I'll let you know in about another 5-6 years (when I get near that mileage...) :dunno: :dunno: :dunno:


----------



## iiotoko (Aug 5, 2002)

None whatsoever! Its just getting broken in!!:thumbup:


----------



## JPinTO (Dec 20, 2001)

I've got 67,000 miles on mine and it's been great. If your car hasn't been problematic to date, then why would it start right after the warranty expires?


----------



## rwg (May 10, 2002)

JPinTO said:


> *If your car hasn't been problematic to date, then why would it start right after the warranty expires? *


B/c some car companies specifically design parts to wear out after the warranty period expires, of course. At least it seems like it - I could tell you stories about some gm cars and the 6 month period after the warranty expires (not that is some GOOD engineering - right after, not right before).


----------



## geomax (Dec 22, 2001)

pps-325xit said:


> *I'll let you know in about another 5-6 years (when I get near that mileage...) :dunno: :dunno: :dunno: *


Wow..in 6 years, I estimate I'll have 150,000 miles on mine. :yikes:


----------



## JPinTO (Dec 20, 2001)

rwg said:


> *
> 
> B/c some car companies specifically design parts to wear out after the warranty period expires, of course. At least it seems like it - I could tell you stories about some gm cars and the 6 month period after the warranty expires (not that is some GOOD engineering - right after, not right before). *


Granted... but we're not talking about GM products here... right?


----------



## pps-325xit (Jan 18, 2002)

I alternate between two cars and only drive 3 miles to work. Only 8.7k miles on Bimmer in 19 months. I'll be lucky to hit 10k miles in two years at this rate. Glad they changed the oil service to every year instead of 15k miles.



geomax said:


> *
> 
> Wow..in 6 years, I estimate I'll have 150,000 miles on mine. :yikes: *


----------



## Desertnate (Mar 11, 2002)

*75K and no big probs...*

I own a '99 323i that I had delivered in Jan of 99. To date I have 75K miles and it runs like a dream.
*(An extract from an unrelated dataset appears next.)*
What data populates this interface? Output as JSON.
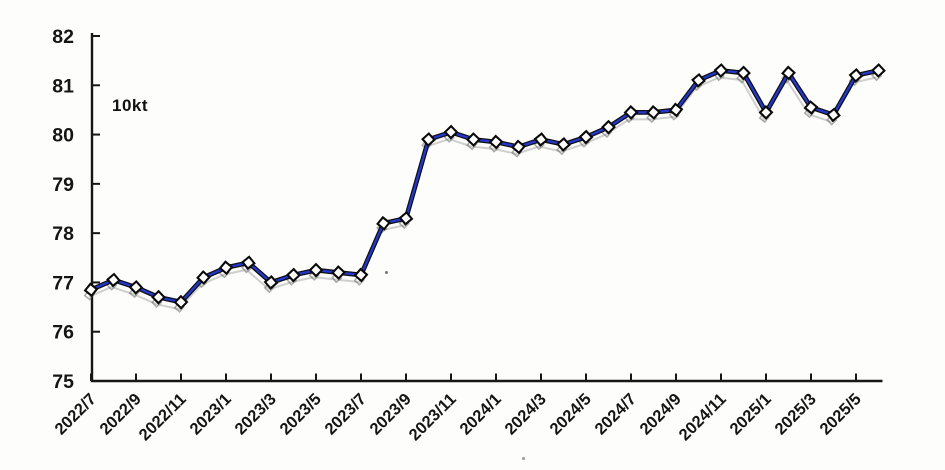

I have had my share of the common problems...control arms, thermostat, air bag recals and such, but overall it has been a really good car. In fact this year has been my most trouble free year yet. Not one part replaced for wear or failure! Although I have had to replace the windshield thanks to that truck the other day...

I plan on hanging on to it for at least another 5~6 years and have no doubt it will still be running strong.


----------



## johnlew (Dec 25, 2001)

FWIW, my wife's 540 has 86k on it and runs and drives flawlessly. What a great car. Only work on it has been maintenance routine and a minor foglight problem when it was new.


----------



## WAM (Jan 30, 2002)

Relax, 50.000 is just about when they break in properly. 

One of my previous cars was a 323iS, a company car.

It had 68,000 miles when I turned it in at the end of the lease. It was a company car so it had been driven like it was stolen, to paraphrase whomever.

It was still solid as a rock, no squeaks, rattle's etc. No mechanical faults whatsoever, no oil consumption, etc.

If you keep looking after it, even 250,000 miles isn't a big deal.


----------



## rwg (May 10, 2002)

JPinTO said:


> *
> 
> Granted... but we're not talking about GM products here... right? *


That would be one major reason why I drive a BMW :thumbup: . . . but if it were your first BMW and you were about to hit the end of warranty point, it might make you ask the question. :dunno: It's one reason I would never consider a CTS even if I liked the looks and it had superior performance. A car in this price range ought to last beyond the warranty and GM has a horrible track record in my experience.

I only have about 17.5k on mine so far, but it seems to be getting better and better. The engine is sweeter, the gear shift is smoother and the fun factor keeps going up.


----------



## johnlew (Dec 25, 2001)

JPinTO said:


> *
> 
> Granted... but we're not talking about GM products here... right? *


FWIW, my wife's 98 Olds LSS with 50k on it runs great and the warranty ran out over a year ago at 36k(?). Her former car, I know the current owner, a 92 Buick Park Avenue, looks and runs great with 170k miles on it. I'm not comparing GM quality to BMW, just saying there is longevity there if cared for properly.


----------



## rwg (May 10, 2002)

johnlew said:


> *
> 
> FWIW, my wife's 98 Olds LSS with 50k on it runs great and the warranty ran out over a year ago at 36k(?). Her former car, I know the current owner, a 92 Buick Park Avenue, looks and runs great with 170k miles on it. I'm not comparing GM quality to BMW, just saying there is longevity there if cared for properly. *


I could tell you stories . . .


----------



## johnlew (Dec 25, 2001)

rwg said:


> *
> 
> I could tell you stories . . . *


I'm sure you could, just my experiece. 

They're horror stories for every brand of car out there, but sure, more with some than others.


----------